Une façon comme une autre, malgré tout, de concilier travail et plaisir, efficacité et exploration, devoir et liberté. Une façon aussi de conserver, au-delà de la séparation des contenus et des approches, une forme d'unité dans la diversité qui a constitué, à mes yeux, l'un des aspects le plus difficile mais aussi le plus intéressant de cette expérience.

Bref, encore quelques jours, et l'on devrait y voir plus clair... N'hésitez pas, de votre côté, à me faire part de vos réflexions sur ce nouvel agencement : on apprend largement "en marchant" sur ces sujets, et je suis sûr que vos remarques m'aideront à mieux finaliser tout cela.

Ceci encore : dans cette période singulière, je remercie tous ceux d'entre vous qui m'ont apporté leur soutien, leurs encouragements et leurs idées dans cette nouvelle aventure éditoriale, sous la forme soit de commentaires, soit d'e-mails, soit encore de propos directs. Si j'ai fini par ne pas répondre systématiquement à ceux qui ont animé le blog de leurs commentaires, c'est qu'il m'a semblé, à un moment donné, que ceux-ci commençaient à vivre de leur propre vie - impression, soit dit en passant, tout à fait réjouissante. J'ajoute, mais est-il besoin de le préciser, que j'ai toujours lu ces commentaires avec beaucoup d'attention.

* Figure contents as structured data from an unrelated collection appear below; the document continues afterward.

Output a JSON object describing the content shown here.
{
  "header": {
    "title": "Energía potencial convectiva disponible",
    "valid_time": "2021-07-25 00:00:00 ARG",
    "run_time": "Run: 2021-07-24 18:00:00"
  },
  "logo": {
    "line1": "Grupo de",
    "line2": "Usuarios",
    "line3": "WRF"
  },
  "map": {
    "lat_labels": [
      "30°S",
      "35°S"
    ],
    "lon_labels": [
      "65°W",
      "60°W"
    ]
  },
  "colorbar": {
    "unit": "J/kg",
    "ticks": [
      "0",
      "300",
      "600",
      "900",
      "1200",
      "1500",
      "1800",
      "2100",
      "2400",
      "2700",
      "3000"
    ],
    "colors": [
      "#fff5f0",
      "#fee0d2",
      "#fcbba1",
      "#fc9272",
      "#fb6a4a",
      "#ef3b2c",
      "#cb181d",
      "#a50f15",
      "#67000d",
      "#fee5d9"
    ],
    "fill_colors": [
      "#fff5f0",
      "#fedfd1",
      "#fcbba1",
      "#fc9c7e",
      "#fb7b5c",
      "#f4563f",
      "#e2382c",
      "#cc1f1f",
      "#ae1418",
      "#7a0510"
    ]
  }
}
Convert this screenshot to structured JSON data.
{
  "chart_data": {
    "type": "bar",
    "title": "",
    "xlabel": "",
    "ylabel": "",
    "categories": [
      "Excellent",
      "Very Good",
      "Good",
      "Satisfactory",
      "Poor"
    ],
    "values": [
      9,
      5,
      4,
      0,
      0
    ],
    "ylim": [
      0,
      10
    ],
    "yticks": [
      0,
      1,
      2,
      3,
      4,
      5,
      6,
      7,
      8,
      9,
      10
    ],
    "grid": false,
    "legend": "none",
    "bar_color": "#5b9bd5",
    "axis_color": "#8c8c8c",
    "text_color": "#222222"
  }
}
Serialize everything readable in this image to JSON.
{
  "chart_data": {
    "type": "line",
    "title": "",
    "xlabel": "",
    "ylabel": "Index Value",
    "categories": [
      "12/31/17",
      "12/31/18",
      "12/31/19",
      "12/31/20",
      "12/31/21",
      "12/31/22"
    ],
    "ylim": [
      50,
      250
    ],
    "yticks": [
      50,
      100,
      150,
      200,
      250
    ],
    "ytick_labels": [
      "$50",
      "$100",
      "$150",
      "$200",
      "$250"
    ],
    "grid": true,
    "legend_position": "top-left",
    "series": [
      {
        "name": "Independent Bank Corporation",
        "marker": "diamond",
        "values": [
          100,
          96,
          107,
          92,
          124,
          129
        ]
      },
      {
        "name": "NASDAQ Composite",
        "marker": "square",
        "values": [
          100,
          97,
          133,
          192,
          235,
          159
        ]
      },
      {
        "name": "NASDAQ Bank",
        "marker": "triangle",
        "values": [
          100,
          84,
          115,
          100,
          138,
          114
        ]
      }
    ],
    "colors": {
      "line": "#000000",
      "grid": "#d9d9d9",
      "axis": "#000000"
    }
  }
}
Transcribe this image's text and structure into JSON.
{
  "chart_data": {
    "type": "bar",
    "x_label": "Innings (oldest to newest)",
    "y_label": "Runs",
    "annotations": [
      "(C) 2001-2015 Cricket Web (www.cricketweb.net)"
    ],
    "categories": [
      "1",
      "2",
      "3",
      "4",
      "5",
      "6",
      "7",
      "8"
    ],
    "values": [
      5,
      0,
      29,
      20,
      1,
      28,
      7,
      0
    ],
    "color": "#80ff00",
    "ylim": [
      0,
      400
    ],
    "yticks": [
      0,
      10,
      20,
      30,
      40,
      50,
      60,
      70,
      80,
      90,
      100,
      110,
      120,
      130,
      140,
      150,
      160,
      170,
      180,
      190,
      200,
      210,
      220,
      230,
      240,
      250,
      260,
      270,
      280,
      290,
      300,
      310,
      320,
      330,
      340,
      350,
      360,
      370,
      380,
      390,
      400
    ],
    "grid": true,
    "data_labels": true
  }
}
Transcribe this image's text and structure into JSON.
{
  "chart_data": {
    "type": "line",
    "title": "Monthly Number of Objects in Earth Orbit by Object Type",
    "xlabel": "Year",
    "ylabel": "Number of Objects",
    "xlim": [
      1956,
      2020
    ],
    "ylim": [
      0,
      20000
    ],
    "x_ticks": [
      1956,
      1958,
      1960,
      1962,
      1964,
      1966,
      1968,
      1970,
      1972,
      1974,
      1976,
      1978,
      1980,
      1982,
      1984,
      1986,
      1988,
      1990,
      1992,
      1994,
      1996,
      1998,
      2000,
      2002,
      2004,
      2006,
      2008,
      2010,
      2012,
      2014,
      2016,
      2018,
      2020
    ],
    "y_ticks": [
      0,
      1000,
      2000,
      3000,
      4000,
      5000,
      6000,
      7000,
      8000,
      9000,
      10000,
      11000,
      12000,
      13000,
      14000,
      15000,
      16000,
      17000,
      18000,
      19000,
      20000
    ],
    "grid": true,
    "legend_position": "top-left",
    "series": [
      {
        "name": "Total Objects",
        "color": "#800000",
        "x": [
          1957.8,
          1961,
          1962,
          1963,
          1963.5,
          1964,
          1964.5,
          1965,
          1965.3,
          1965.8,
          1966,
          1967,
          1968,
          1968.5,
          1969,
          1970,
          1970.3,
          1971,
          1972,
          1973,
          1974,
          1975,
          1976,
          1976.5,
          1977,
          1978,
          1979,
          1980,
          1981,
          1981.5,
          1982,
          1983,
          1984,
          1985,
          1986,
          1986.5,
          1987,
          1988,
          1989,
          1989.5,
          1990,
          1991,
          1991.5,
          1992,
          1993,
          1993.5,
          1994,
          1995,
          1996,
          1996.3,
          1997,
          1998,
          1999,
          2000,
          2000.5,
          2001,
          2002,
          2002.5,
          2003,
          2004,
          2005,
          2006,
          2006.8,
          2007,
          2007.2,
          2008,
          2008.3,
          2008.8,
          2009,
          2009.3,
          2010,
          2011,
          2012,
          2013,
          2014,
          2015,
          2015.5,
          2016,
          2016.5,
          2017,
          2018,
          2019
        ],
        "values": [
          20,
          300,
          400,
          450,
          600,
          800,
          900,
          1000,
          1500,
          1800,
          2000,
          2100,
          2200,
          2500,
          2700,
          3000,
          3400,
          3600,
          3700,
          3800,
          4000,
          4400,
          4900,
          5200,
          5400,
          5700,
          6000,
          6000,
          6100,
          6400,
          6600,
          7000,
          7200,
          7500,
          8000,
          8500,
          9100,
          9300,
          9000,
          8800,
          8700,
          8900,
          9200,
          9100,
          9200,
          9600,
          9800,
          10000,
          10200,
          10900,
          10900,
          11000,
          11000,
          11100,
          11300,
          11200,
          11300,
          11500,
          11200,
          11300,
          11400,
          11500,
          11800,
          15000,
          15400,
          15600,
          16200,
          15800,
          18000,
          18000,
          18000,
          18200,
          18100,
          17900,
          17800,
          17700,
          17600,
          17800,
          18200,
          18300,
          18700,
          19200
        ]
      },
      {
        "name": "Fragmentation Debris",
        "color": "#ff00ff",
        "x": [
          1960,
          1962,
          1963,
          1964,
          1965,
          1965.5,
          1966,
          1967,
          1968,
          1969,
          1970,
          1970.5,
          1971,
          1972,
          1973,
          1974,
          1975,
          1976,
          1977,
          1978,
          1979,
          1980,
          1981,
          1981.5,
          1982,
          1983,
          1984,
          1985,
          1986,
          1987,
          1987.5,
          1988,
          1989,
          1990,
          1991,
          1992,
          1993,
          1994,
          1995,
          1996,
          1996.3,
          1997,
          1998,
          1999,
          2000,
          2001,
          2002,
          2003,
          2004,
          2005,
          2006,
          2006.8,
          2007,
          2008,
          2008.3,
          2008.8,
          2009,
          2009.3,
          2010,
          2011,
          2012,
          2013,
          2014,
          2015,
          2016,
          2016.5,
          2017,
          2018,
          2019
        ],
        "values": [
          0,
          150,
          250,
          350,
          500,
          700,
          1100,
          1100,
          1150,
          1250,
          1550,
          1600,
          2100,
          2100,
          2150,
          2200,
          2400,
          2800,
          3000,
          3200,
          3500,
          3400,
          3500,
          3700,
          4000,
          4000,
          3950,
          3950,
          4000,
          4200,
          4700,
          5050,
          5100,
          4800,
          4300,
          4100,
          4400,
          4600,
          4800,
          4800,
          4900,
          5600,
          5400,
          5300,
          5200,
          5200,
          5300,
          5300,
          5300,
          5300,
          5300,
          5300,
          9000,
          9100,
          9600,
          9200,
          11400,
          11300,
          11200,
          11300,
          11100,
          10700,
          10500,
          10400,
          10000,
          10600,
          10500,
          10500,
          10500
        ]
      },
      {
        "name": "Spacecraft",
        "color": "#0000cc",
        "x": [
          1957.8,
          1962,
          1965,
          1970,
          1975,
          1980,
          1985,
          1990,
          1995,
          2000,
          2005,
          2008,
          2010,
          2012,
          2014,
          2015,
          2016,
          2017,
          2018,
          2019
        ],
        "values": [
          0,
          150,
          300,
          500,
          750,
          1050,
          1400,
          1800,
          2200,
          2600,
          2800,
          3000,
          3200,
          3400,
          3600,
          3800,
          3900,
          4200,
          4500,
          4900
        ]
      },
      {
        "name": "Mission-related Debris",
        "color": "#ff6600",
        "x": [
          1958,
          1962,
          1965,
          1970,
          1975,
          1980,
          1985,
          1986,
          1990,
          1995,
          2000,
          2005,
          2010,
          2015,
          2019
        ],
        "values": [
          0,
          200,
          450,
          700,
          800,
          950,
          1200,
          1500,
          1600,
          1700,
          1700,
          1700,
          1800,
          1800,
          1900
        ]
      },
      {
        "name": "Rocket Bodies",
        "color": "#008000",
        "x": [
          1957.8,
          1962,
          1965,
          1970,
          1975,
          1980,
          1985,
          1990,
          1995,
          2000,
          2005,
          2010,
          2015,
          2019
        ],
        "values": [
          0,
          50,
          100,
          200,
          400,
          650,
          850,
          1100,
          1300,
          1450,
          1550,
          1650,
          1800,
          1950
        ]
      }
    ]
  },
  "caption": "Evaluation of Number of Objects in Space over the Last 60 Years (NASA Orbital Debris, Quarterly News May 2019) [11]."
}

J'essaierai par la suite de me montrer à la hauteur du plaisir ou de l'intérêt qui a parfois été tiré de ce drôle de carnet de bord, dont l'étymologie renvoie aux carnets de route des marins et dont la forme du blog s'est inventée, il y a une dizaine d'années, outre-Atlantique. Un homme à la mer ? Ah, elle commence bien cette America Cup.